Composer of Lost in Thought Rolf Hind reflects on his experiences on silent retreats - part of the programme notes to the piece.
The first time I went on retreat, my life changed. Deep in the silence, there are no names or forms, no future or past.
Returning home – to ‘real life’ – I could feel a slower rhythm in my daily dealings with life, and with people. Less of that bouncy reactivity, more of a heartfelt and authentic response. It was lovely. Then, gradually, this new me slipped away. Impatience, intolerance and discomfort reasserted themselves.
So I went again for longer. It was just as beautiful, and fascinating too. Watching my mind up close as it turned somersaults, inventing stories, creating personas. On the fifth day, there was a storm of anger, at everything and everyone: all these well-meaning strangers I hadn’t spoken to. I broke the silence to speak to a teacher. ‘Isn’t this some kind of smiling death-cult?’ He smiled, with great compassion. ‘You’re free to leave at any time.’ I didn’t.

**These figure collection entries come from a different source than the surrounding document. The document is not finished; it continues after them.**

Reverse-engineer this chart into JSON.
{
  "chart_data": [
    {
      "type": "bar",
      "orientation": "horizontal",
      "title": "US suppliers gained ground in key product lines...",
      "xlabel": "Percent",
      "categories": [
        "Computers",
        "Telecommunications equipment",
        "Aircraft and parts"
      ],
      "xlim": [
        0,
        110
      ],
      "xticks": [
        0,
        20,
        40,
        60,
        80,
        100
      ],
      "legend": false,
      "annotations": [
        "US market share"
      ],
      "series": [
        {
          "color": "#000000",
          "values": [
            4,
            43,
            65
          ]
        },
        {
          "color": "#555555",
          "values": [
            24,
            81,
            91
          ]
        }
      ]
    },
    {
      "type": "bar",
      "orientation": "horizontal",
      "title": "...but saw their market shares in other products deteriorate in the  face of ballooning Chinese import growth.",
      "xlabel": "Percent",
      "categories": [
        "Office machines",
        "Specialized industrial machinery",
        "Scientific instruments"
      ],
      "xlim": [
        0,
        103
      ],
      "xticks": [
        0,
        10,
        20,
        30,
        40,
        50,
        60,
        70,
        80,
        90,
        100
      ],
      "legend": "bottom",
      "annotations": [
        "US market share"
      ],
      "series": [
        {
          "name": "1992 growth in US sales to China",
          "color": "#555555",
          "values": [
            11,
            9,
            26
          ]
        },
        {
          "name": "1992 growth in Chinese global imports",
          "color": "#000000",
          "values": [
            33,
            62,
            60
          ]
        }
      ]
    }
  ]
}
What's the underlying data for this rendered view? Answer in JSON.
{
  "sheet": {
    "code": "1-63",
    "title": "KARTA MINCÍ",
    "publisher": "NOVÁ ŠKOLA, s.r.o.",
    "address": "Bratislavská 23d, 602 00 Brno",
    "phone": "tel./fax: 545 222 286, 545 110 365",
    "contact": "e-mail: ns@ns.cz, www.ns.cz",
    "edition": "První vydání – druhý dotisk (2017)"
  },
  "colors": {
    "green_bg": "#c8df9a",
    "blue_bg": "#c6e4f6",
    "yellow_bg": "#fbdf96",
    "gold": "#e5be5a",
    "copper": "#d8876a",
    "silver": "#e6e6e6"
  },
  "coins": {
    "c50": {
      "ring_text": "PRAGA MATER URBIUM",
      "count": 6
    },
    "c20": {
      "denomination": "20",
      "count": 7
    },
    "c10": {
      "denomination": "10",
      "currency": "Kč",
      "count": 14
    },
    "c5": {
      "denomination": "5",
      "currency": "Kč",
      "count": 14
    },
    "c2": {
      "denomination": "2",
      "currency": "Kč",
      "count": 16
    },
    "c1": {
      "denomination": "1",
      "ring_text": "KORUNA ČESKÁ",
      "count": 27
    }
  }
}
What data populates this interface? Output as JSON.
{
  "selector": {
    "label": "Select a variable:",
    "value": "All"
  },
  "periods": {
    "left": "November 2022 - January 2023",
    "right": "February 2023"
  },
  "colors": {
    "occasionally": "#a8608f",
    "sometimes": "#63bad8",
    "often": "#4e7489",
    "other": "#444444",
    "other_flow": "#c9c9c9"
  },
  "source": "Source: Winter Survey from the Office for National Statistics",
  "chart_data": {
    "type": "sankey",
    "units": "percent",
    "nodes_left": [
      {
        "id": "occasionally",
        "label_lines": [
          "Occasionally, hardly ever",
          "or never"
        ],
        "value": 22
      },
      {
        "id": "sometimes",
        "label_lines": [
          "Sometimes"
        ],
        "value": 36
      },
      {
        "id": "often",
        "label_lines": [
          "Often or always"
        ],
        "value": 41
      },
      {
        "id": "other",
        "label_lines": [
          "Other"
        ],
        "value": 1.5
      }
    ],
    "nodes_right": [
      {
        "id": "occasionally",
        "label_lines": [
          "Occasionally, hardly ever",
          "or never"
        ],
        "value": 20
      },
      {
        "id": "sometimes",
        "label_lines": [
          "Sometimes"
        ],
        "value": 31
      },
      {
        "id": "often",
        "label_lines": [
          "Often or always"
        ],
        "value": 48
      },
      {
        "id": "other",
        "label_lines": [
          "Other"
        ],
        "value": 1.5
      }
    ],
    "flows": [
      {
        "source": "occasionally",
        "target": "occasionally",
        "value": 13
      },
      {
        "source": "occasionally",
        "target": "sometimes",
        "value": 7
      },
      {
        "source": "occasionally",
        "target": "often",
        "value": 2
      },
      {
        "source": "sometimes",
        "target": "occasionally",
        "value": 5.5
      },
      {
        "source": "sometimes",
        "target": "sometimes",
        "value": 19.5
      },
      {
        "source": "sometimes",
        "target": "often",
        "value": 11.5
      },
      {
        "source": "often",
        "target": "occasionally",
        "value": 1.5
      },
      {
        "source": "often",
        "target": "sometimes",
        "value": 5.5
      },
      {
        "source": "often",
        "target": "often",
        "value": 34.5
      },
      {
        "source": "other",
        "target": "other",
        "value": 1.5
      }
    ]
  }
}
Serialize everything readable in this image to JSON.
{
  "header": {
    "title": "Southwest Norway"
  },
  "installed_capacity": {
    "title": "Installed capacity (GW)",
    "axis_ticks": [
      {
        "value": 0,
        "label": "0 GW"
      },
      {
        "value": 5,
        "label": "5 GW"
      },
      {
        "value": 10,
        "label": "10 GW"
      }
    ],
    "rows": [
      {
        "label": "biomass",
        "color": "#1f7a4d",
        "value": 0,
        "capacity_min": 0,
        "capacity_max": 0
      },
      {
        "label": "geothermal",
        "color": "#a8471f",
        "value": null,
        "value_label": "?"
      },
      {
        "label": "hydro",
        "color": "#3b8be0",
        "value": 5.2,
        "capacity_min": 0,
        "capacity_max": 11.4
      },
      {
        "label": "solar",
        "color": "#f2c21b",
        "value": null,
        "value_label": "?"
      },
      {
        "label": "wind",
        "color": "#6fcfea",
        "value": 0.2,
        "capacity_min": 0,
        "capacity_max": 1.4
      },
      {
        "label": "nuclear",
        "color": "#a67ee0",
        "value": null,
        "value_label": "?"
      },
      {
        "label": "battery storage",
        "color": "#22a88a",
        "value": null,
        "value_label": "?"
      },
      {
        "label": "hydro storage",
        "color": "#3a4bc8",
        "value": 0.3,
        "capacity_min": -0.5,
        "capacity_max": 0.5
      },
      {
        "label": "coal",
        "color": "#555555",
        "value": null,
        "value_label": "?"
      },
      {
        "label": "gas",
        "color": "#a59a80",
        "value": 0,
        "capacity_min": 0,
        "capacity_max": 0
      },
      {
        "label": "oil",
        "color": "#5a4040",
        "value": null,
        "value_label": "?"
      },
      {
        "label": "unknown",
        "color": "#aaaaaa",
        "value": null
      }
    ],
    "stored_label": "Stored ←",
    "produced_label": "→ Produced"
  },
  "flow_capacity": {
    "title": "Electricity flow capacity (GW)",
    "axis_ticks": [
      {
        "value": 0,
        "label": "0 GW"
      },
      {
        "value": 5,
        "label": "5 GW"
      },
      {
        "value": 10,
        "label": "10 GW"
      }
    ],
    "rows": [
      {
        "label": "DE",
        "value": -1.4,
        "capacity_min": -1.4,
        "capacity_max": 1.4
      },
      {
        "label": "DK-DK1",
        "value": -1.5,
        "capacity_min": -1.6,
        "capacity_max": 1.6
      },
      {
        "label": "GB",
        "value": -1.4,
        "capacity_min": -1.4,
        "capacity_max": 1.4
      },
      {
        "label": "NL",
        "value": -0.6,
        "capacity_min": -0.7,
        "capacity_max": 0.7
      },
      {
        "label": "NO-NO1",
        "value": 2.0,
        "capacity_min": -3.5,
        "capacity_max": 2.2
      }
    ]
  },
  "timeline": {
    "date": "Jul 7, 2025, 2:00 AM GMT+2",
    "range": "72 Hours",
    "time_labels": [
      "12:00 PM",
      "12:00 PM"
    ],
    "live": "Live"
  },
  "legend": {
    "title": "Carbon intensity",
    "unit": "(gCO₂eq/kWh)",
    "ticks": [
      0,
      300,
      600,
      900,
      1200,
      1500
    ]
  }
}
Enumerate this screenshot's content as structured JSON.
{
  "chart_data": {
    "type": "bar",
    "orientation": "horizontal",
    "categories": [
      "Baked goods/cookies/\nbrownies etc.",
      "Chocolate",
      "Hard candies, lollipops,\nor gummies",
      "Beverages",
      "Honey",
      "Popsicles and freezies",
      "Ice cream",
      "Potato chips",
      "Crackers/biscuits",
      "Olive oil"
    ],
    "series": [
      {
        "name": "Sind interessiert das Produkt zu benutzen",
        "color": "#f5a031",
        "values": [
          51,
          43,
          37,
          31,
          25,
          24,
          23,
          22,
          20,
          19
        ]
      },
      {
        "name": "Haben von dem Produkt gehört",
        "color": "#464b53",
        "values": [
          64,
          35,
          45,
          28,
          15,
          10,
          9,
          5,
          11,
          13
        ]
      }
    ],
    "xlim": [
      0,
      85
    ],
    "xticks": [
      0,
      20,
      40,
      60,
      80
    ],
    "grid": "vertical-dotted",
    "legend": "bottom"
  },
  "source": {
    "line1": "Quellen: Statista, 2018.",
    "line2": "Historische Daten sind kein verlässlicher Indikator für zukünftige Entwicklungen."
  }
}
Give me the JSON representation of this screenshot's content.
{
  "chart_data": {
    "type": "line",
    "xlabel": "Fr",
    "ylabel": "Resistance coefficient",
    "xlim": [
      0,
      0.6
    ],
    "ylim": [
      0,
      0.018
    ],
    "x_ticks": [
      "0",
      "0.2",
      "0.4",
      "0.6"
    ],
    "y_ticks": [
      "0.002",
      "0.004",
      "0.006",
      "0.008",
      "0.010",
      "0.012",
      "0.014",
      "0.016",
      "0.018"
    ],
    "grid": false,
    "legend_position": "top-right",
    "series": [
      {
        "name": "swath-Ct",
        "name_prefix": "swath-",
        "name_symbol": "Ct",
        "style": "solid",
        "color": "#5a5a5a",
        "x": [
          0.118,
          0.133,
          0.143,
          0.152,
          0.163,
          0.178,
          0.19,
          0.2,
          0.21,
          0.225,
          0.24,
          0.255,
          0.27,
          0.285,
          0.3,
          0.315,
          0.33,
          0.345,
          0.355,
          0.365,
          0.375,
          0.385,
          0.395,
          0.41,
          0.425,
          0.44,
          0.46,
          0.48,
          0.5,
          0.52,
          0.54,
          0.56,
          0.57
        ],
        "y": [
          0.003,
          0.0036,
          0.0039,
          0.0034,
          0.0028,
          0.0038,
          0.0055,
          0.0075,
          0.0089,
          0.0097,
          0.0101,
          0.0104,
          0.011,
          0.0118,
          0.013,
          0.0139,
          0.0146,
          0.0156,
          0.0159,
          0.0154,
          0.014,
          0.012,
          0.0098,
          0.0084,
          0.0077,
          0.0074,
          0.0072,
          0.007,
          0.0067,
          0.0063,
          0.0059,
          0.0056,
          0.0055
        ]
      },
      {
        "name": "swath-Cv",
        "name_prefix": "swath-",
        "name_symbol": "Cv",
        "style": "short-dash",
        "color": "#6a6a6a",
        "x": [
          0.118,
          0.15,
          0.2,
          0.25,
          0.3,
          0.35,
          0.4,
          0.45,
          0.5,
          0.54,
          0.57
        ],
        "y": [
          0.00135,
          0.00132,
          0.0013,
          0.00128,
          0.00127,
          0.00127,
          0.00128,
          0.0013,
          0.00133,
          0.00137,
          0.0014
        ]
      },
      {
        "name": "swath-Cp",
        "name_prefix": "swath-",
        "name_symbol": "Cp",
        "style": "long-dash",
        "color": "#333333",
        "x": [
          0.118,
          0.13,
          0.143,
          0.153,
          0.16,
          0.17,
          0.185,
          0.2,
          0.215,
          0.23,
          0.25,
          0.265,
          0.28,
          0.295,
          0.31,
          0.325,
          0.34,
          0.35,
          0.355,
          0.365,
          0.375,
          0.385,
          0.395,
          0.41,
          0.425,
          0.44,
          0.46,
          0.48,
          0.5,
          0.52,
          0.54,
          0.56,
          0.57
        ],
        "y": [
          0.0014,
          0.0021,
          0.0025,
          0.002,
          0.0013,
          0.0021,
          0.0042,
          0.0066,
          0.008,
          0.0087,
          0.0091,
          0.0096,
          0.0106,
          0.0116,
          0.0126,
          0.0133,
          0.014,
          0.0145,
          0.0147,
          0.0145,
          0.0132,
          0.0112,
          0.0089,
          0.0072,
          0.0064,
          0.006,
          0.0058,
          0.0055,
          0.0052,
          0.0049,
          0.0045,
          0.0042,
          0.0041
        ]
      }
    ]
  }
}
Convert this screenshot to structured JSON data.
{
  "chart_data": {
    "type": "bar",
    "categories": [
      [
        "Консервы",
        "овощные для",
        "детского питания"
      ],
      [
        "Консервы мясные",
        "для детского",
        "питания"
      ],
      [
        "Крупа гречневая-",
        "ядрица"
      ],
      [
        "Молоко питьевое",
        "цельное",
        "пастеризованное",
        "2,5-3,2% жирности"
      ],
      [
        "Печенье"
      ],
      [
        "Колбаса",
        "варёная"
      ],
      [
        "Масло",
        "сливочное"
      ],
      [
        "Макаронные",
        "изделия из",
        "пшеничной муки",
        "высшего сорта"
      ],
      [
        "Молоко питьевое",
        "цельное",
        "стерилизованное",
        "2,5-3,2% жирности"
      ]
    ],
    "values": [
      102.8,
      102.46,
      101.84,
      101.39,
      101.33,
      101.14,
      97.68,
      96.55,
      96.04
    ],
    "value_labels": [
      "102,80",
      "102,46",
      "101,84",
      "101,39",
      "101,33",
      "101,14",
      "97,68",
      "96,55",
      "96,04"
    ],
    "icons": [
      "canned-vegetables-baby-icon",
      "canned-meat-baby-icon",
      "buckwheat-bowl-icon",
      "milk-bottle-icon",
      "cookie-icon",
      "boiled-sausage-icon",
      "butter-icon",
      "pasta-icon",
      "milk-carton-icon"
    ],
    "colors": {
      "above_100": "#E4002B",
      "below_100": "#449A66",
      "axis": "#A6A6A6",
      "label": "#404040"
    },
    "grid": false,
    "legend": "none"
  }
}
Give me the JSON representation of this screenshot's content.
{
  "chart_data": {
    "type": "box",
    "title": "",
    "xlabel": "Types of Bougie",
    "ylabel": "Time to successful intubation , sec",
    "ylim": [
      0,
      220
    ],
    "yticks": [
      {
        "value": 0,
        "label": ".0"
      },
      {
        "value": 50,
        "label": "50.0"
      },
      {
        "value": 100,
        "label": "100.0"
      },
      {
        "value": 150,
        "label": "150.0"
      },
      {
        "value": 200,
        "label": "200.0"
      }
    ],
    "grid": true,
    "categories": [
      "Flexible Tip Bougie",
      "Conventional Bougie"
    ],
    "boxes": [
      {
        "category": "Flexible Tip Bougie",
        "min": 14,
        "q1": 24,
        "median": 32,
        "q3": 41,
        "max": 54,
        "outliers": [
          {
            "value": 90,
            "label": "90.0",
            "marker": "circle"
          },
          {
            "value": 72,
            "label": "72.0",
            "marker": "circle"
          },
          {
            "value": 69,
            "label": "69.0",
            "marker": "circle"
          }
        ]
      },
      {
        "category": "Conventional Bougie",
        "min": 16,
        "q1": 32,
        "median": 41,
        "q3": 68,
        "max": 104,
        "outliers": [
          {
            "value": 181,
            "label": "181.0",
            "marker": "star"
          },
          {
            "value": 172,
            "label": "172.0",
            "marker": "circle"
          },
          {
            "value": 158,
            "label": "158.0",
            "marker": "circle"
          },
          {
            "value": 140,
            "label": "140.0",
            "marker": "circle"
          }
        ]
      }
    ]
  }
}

On my next retreat, six days into the silence, the teacher read a poem. You will know it. It fell, very gently, into my newly excavated depths, leaving traces of its pealing sounds and rhythms. My breath becomes full and warm, I can feel that my heart is full of liquid.
It’s boring sometimes, silence. Although that has an interesting texture – cloudiness in the head, a granular twitching in the body, attention moving between objects like a hyperactive child.
We would meditate on sound. The four 5am blackbirds with their infinite shades of song and sub-song, the faraway wind in the valley. I heard insects land on carpet.
On my sixth retreat, after ten days, and not feeling the least bit crazy, I read out a poem at the final session: I love you all, it finished. And I did.
It seemed the only conclusion and the only way forward.